In the winter I pair the jacket with a wool jersey, since wool doesn’t lose its insulating characteristics when wet, and the combination is a warm, comfortable ride. (I also cover my shoes in Gore shoe covers, as I tend to get chilly toes.)
The quality of manufacturing is pretty evident when looking at the jacket. On the outside, the jacket is smooth and nearly seamless, with weather-sealed zippers and smooth transitions from panel to panel. Flip the jacket over however and you can see the technology behind this seamless design. Each panel is thickly gusseted. If this were a bike frame, it would be a steel frame with precision welds from a master craftsman.
Put A Bib On
While the full-leg bibs Gore Wear sent aren’t currently available (the company stocks products seasonally) they’re identical in design to products like their C3/4 ¾ Bib Tights+, only longer. These unassuming and affordable bibs are clearly designed by cyclists, as they transform from “these are very uncomfortable tights” into “these are very comfortable tights” when you bend forward into a riding position. Too many bibs feel great when walking around but begin to bunch when in a riding position. I’ve had bibs that were two or three times the price of these Gore bibs, and the chamois rode up uncomfortably when bent in a standard riding position.

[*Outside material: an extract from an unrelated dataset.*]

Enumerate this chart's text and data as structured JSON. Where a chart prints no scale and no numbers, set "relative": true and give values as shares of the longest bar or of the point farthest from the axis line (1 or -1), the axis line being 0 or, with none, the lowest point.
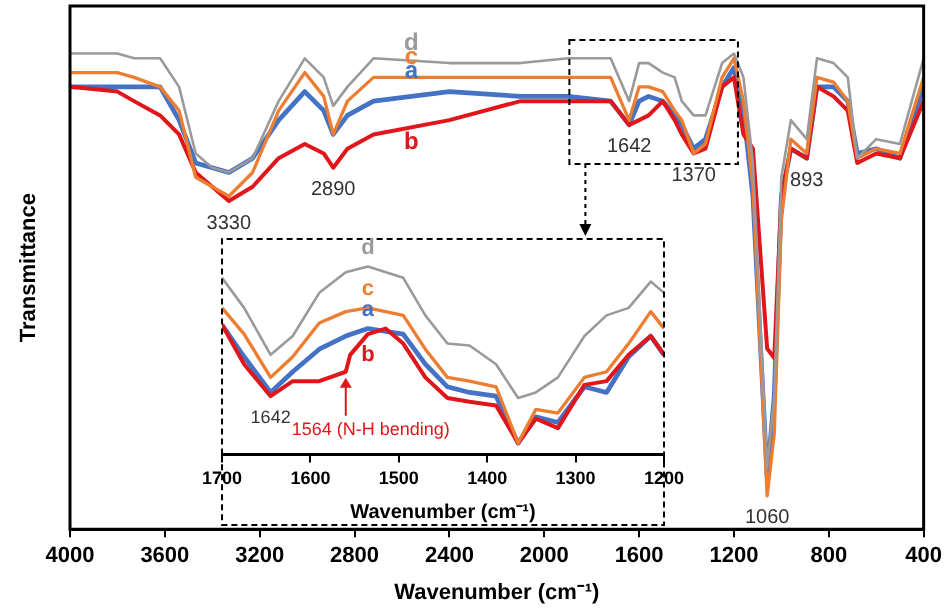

These bibs lack any high-concept distractions—there are no zippered pockets or places to stash your keys—but they fit, and they keep out the cold and let your legs breathe at the same time. They’re designed for fall and spring, so at temperatures below 40º you’ll want to add a layer under them, but they’re a great choice for days around 50º and above.
Gore Wear is clearly serious about cyclists, as the landing page looks like a cover photo from Bicycling Magazine, or, more accurately, like the home page of Rapha (three serious-looking men riding up a road with the ocean behind them). But the focus on cycling doesn’t end at the aspirational cover photos, it’s visible in all of the company’s cycling products. There are more than thirteen categories of cycling-specific products, from baselayers to bibs to jerseys.
The company also has a new line of women-specific products (here’s the video that announces the launch—turn on closed captioning as the video is in German) that they call GRL PCK. While I applaud the women-specific focus on design, I think that the choice of abbreviation to include “girl” is unfortunate. WMN or WYM would probably have been a better choice and more accurately reflected the target market without using a slightly dismissive term for serious women athletes. (After all, the men’s collection isn’t called BOY PCK.)
As Gore is based out of Germany, and there’s likely a bit of language barrier here, I’ll cut them some slack in the “woke” department, since the products look fantastic. There are no frilly flowers, bright pink jerseys, or pastel hues. Instead, the company’s existing products, just tailored for a different body type.
Gore Wear Information
There’s an infinite amount of bike clothing available for the avid cyclist, but there’s really only one brand of gear that lives up to the claim of blocking the wind while allowing for breathability. That’s Gore Wear. I enjoyed a New York Spring with Gore Wear.
Between the cycling-specific design, the high-end manufacturing, and the reasonable pricing, it’s hard to think of a more balanced and more effective choice for any weather fall or spring throws at you, and the company’s summer-specific lineup is equally adept.